To resolve the double helix, the researchers miniaturised the cane (the “cantilever”) to approximately 10 microns length (an eighth of the width of a human hair) and nanometre-scale thickness. Next, they made it vibrate at sub-nanometre amplitudes and detected the proximity of the DNA via minute changes in the resonance frequency of the cantilever.



(The cantilever is the grey thing coming in from the left, I understand the thing pointing down on the cantilever is a laser beam which measures its deflection.)

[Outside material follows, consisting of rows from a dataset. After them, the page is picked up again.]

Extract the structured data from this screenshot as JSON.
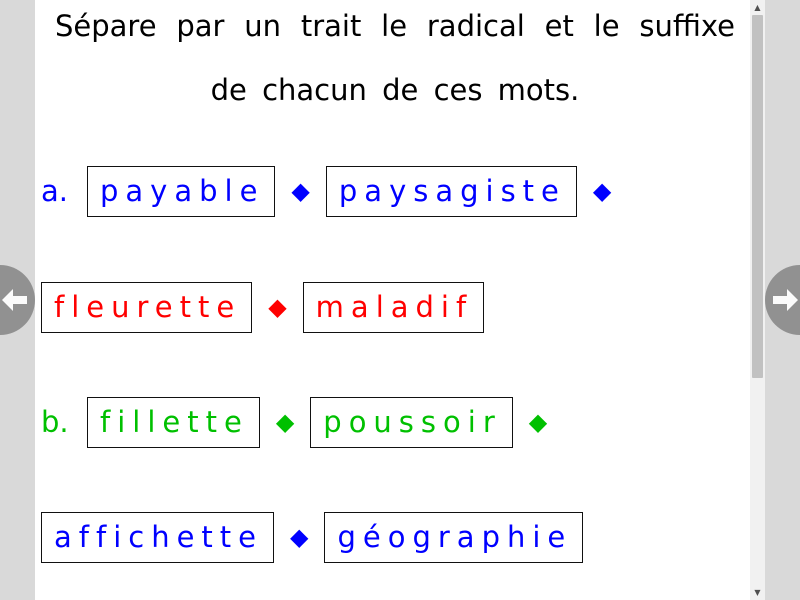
{
  "instruction": {
    "line1": "Sépare par un trait le radical et le suffixe",
    "line2": "de chacun de ces mots."
  },
  "colors": {
    "blue": "#0000ff",
    "red": "#ff0000",
    "green": "#00c000",
    "diamond_blue": "#0000ff",
    "diamond_red": "#ff0000",
    "diamond_green": "#00c000"
  },
  "rows": [
    {
      "label": "a.",
      "color": "blue",
      "words": [
        "payable",
        "paysagiste"
      ],
      "diamonds": 2
    },
    {
      "label": "",
      "color": "red",
      "words": [
        "fleurette",
        "maladif"
      ],
      "diamonds": 1
    },
    {
      "label": "b.",
      "color": "green",
      "words": [
        "fillette",
        "poussoir"
      ],
      "diamonds": 2
    },
    {
      "label": "",
      "color": "blue",
      "words": [
        "affichette",
        "géographie"
      ],
      "diamonds": 1
    }
  ],
  "diamond_glyph": "◆",
  "nav": {
    "prev_icon": "arrow-left-icon",
    "next_icon": "arrow-right-icon"
  },
  "scrollbar": {
    "up_glyph": "▲",
    "down_glyph": "▼"
  }
}
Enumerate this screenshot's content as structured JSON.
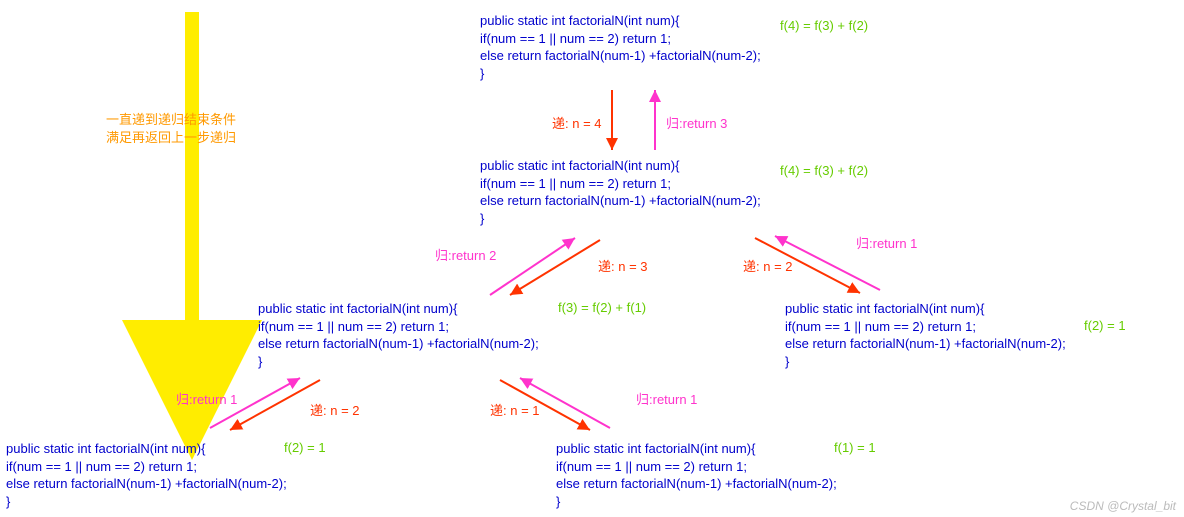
{
  "code": {
    "signature": "public static int factorialN(int num){",
    "line_if": "    if(num == 1 || num == 2) return 1;",
    "line_else": "    else return factorialN(num-1) +factorialN(num-2);",
    "close": "}"
  },
  "notes": {
    "n4": "f(4) = f(3) + f(2)",
    "n4b": "f(4) = f(3) + f(2)",
    "n3": "f(3) = f(2) + f(1)",
    "n2_eq": "f(2) =  1",
    "n2_eq_b": "f(2) =  1",
    "n1_eq": "f(1) = 1"
  },
  "comments": {
    "explain1": "一直递到递归结束条件",
    "explain2": "满足再返回上一步递归"
  },
  "arrows": {
    "down_n4": "递: n = 4",
    "down_n3": "递: n = 3",
    "down_n2": "递: n = 2",
    "down_n2b": "递: n = 2",
    "down_n1": "递: n = 1",
    "up_ret3": "归:return  3",
    "up_ret2": "归:return  2",
    "up_ret1a": "归:return 1",
    "up_ret1b": "归:return 1",
    "up_ret1c": "归:return  1"
  },
  "watermark": "CSDN @Crystal_bit"
}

The resulting images show the two strands of the double helix twisting around the central axis of the molecule, in a clockwise, right-handed fashion, similar to a corkscrew entering a cork. The so-called major groove is clearly resolved, separating the turns of the double helix, as well as the minor groove that separates the two strands of the double helix. This level of detail sets these images apart from all other AFM measurements on DNA over the past two decades.

Interestingly, the reported method also enabled the researchers to identify and probe a surprising form of DNA that has a left-handed structure, as opposed to the canonical right-handed structure. In future this method could therefore be used to study structural deviations of the double helix, linked to genetic instability and hereditary disease.